"The fact is, it's a good bet these social networking sites will never figure out a workable business model because there may not be one. On the internet, it's accepted faith that if you build traffic, revenue will follow, typically from advertising.
But it simply may not apply to social networking sites such as MySpace, Twitter and Facebook.
That's for a reason that makes perfect sense on the face of it. Social networking sites are about people communicating with one another and sharing information. It's not a format that's suited for ad messages. In that environment, advertising becomes social interference, in some ways akin to eavesdropping, and it has the potential to backfire.
Why should we know this already? Because of the telephone.
Telephones have been around for more than 100 years, and yet despite numerous attempts, Americans have resisted attempts to put advertising on phones, even when the phone service was offered for free. Note too the rising public protest over telephone marketing, which eventually led to the federal do-not-call program several years ago.
One might argue that over time internet users will give in and accept advertising on their social networking sites. One might also reason that over time hell will indeed freeze over and Canada will indeed run dry.

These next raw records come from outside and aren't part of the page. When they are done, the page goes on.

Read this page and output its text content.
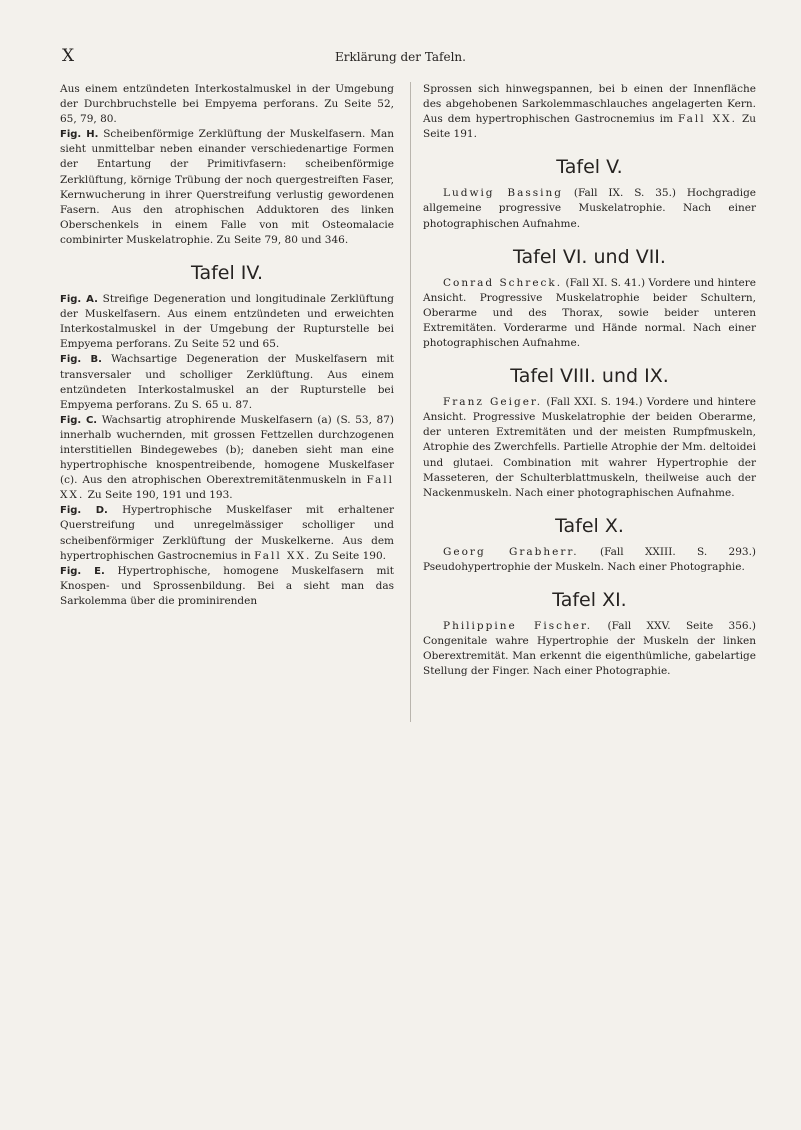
X	Erklärung der Tafeln.

Aus einem entzündeten Interkostalmuskel in der Umgebung der Durchbruchstelle bei Empyema perforans. Zu Seite 52, 65, 79, 80.

Fig. H. Scheibenförmige Zerklüftung der Muskelfasern. Man sieht unmittelbar neben einander verschiedenartige Formen der Entartung der Primitivfasern: scheibenförmige Zerklüftung, körnige Trübung der noch quergestreiften Faser, Kernwucherung in ihrer Querstreifung verlustig gewordenen Fasern. Aus den atrophischen Adduktoren des linken Oberschenkels in einem Falle von mit Osteomalacie combinirter Muskelatrophie. Zu Seite 79, 80 und 346.

Tafel IV.

Fig. A. Streifige Degeneration und longitudinale Zerklüftung der Muskelfasern. Aus einem entzündeten und erweichten Interkostalmuskel in der Umgebung der Rupturstelle bei Empyema perforans. Zu Seite 52 und 65.

Fig. B. Wachsartige Degeneration der Muskelfasern mit transversaler und scholliger Zerklüftung. Aus einem entzündeten Interkostalmuskel an der Rupturstelle bei Empyema perforans. Zu S. 65 u. 87.

Fig. C. Wachsartig atrophirende Muskelfasern (a) (S. 53, 87) innerhalb wuchernden, mit grossen Fettzellen durchzogenen interstitiellen Bindegewebes (b); daneben sieht man eine hypertrophische knospentreibende, homogene Muskelfaser (c). Aus den atrophischen Oberextremitätenmuskeln in Fall XX. Zu Seite 190, 191 und 193.

Fig. D. Hypertrophische Muskelfaser mit erhaltener Querstreifung und unregelmässiger scholliger und scheibenförmiger Zerklüftung der Muskelkerne. Aus dem hypertrophischen Gastrocnemius in Fall XX. Zu Seite 190.

Fig. E. Hypertrophische, homogene Muskelfasern mit Knospen- und Sprossenbildung. Bei a sieht man das Sarkolemma über die prominirenden

Sprossen sich hinwegspannen, bei b einen der Innenfläche des abgehobenen Sarkolemmaschlauches angelagerten Kern. Aus dem hypertrophischen Gastrocnemius im Fall XX. Zu Seite 191.

Tafel V.

Ludwig Bassing (Fall IX. S. 35.) Hochgradige allgemeine progressive Muskelatrophie. Nach einer photographischen Aufnahme.

Tafel VI. und VII.

Conrad Schreck. (Fall XI. S. 41.) Vordere und hintere Ansicht. Progressive Muskelatrophie beider Schultern, Oberarme und des Thorax, sowie beider unteren Extremitäten. Vorderarme und Hände normal. Nach einer photographischen Aufnahme.

Tafel VIII. und IX.

Franz Geiger. (Fall XXI. S. 194.) Vordere und hintere Ansicht. Progressive Muskelatrophie der beiden Oberarme, der unteren Extremitäten und der meisten Rumpfmuskeln, Atrophie des Zwerchfells. Partielle Atrophie der Mm. deltoidei und glutaei. Combination mit wahrer Hypertrophie der Masseteren, der Schulterblattmuskeln, theilweise auch der Nackenmuskeln. Nach einer photographischen Aufnahme.

Tafel X.

Georg Grabherr. (Fall XXIII. S. 293.) Pseudohypertrophie der Muskeln. Nach einer Photographie.

Tafel XI.

Philippine Fischer. (Fall XXV. Seite 356.) Congenitale wahre Hypertrophie der Muskeln der linken Oberextremität. Man erkennt die eigenthümliche, gabelartige Stellung der Finger. Nach einer Photographie.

But it is the sort of bet anyone in their right mind would place billions on? No.
There are several lessons to be drawn from this.
One is that where big money in involved--call it greed--our inability to remember lessons of the past can be mind-numbing.
Another is that after all these years, we still don't fully appreciate how different and unique a medium the internet really is. We assume that because advertising works in some environments, it works in all. And it doesn't."
Agree or not, economic bubbles happen. One will happen again.